# Plywood for Torsion Box



## Dchip (Jun 30, 2009)

Given the size of my shop, I would like to build an all-in-one workbench/assembly table. Since this will include a vise, I'm favoring plywood for the box construction due to its greater holding power of screws and bolts and such, with a 3/4'' MDF and hardboard top. Will I face any problems using a combination of MDF and plywood? Would using plywood as the grid material jeopardize "absolute flatness", and is even plywood prone to subtle movement due to its grain structure? All input is appreciated. Thanks.


----------



## a1Jim (Aug 9, 2008)

Hey Dan
MDF is much flatter and more stable and can be backed up with solid wood for mounting a vise.


----------



## a1Jim (Aug 9, 2008)

I've seen David Marks build and now Marc make torsion box table tops. I really don't see the point other than saying I have a torsion box table. This is not meant as a criticism to Prairiefire. David Marks or Mark.


----------



## Rick Dennington (Aug 27, 2009)

Greetings Dchip: I agree with what Jim said about a torsion box table…. you really don't need one if you build a good solid top for it. I've got 5 workbenches in my shop, and 2 have MDF tops on them. My main w.b. is a Douglas Fir frame w/ a 3" layered MDF top glued and screwed together. It is dead-flat, and I have 2 vices mounted to it with lag bolts, and them puppies ain't going nowhere. Good layers of a good finish, and you're good to go…... forget the torsion box…. it's just braggin' rights…....


----------



## Dchip (Jun 30, 2009)

Thanks for all the input. I'm not exactly gung-ho on the idea of building the torsion-box, but I am adamant about long-term flatness. My main concern is that this top will be fixed to an old dresser as the base (until I get time and money to build a proper base) and pushed up against the wall. This will leave about an 8'' overhang that will eventually hold a vise, and it just seems to me that the internal vertical slats of the torsion box would support this otherwise unsupported weight better than laminated sheets of plywood or MDF. Solid wood is still an option, though lack of a power jointer and planer makes this option less appealing


----------



## Sawkerf (Dec 31, 2009)

I've built a few torsion boxes. but only four of them really needed to be torsion boxes. They're neat, but you really gotta have a good reason to justify the effort required to make them.
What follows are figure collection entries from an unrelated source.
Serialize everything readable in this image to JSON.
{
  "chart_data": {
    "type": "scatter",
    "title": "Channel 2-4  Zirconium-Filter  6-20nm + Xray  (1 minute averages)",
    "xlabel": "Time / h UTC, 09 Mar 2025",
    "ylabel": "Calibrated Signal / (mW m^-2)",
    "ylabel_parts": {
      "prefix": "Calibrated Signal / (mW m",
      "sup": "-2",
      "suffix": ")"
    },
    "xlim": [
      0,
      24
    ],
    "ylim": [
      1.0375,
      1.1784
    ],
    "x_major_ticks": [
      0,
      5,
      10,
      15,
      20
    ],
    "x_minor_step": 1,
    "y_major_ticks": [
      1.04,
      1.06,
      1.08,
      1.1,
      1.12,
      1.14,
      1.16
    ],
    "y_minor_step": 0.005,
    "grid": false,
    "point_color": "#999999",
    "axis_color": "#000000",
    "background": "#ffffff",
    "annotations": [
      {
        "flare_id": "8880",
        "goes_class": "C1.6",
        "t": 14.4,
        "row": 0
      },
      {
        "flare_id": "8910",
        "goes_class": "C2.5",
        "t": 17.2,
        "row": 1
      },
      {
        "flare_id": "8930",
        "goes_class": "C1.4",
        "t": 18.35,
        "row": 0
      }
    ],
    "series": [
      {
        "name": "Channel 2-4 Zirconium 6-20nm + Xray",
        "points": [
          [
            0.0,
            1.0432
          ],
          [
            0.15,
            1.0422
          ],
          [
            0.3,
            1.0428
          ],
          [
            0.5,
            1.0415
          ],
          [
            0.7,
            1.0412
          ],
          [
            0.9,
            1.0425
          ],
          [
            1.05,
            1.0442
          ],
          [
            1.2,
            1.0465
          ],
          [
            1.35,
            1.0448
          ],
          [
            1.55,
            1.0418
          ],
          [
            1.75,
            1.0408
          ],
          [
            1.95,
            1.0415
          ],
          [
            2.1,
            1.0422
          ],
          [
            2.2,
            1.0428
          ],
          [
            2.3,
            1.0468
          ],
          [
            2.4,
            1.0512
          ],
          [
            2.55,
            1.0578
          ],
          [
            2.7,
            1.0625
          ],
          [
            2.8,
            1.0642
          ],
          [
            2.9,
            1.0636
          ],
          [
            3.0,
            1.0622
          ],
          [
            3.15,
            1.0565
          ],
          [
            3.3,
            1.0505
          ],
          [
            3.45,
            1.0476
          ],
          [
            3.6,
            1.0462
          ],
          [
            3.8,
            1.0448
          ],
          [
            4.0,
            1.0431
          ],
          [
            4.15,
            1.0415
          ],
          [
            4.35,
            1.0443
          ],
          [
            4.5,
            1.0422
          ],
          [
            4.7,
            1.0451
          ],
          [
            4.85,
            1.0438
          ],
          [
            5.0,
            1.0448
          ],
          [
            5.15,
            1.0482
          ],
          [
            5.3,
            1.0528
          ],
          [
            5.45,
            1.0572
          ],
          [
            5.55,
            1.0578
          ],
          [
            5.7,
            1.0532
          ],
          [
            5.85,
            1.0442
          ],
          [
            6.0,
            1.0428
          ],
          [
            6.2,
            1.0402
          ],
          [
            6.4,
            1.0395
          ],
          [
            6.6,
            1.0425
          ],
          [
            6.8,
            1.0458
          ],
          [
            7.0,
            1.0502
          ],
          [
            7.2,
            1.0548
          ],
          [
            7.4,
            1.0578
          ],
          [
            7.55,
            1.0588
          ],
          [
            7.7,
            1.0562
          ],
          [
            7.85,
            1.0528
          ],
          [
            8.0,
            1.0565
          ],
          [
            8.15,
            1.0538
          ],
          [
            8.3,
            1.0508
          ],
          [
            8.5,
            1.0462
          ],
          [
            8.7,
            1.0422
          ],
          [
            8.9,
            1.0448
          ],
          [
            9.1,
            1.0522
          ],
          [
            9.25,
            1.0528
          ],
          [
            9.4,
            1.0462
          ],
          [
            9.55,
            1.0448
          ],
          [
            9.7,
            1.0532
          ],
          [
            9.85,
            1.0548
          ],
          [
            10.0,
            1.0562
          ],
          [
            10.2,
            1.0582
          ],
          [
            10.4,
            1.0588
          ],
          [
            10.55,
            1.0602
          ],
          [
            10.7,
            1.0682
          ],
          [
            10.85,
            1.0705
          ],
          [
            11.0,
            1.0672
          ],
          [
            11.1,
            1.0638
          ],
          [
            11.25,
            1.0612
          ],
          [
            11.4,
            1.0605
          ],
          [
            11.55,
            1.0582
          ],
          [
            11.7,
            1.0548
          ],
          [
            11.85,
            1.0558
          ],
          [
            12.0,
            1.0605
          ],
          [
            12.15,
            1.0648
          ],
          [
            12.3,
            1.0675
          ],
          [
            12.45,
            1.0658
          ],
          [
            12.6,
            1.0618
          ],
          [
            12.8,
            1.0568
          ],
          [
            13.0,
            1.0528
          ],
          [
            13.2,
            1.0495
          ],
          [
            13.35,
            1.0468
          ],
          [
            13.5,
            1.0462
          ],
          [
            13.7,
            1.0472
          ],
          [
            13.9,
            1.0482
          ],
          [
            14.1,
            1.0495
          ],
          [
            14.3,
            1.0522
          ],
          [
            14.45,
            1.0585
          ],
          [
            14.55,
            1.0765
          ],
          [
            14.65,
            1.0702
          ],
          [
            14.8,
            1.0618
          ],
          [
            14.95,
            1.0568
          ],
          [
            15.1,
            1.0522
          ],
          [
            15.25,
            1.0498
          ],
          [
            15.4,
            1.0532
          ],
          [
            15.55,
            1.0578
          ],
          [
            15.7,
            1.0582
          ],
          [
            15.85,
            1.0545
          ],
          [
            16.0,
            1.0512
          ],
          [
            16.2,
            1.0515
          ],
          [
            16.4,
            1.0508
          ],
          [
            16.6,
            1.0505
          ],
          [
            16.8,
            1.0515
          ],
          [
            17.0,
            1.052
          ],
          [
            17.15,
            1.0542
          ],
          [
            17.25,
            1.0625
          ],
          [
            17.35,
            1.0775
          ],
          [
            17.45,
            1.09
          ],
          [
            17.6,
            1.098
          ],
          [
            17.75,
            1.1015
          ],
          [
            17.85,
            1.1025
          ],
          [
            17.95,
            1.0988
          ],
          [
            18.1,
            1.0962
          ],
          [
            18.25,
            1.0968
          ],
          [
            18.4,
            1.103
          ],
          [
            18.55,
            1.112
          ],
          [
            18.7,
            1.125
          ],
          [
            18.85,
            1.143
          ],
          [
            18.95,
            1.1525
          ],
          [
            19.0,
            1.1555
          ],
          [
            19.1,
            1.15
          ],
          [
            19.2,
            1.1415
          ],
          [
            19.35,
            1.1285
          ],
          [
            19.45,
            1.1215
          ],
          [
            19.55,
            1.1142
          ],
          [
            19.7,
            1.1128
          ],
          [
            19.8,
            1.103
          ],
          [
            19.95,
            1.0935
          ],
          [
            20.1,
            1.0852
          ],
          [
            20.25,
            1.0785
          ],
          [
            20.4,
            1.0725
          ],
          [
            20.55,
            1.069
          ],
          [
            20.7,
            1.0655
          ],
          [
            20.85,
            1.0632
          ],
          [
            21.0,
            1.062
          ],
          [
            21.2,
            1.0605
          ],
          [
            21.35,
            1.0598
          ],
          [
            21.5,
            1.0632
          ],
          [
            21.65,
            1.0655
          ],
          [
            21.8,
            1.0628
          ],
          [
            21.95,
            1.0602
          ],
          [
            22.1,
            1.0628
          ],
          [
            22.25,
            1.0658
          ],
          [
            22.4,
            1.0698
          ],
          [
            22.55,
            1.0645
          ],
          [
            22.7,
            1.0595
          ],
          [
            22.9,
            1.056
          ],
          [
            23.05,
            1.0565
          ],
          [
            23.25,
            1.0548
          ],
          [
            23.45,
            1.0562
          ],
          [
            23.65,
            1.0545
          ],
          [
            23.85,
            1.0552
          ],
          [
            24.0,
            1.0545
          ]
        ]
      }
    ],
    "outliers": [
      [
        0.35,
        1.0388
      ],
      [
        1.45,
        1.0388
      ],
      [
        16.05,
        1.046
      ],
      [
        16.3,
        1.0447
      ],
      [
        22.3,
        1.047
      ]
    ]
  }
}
My work bench also serves as the outfeed table for my TS. It's made with 4" x 4" legs, 2" x 6" framing, and a piece of 3/4" ACX for the top. It's still stout, stable, and flat after eight years of pretty hard use.

I've had a couple of issues with furniture wobbling, but those were due to uneven floors (tile or hardwood) and not my workbench.

Dan, if I were you, I would forget using an old dresser base as a workbench cabinet. I doubt if it's anywhere near strong enough to survive the thumping and bumping it will get.


----------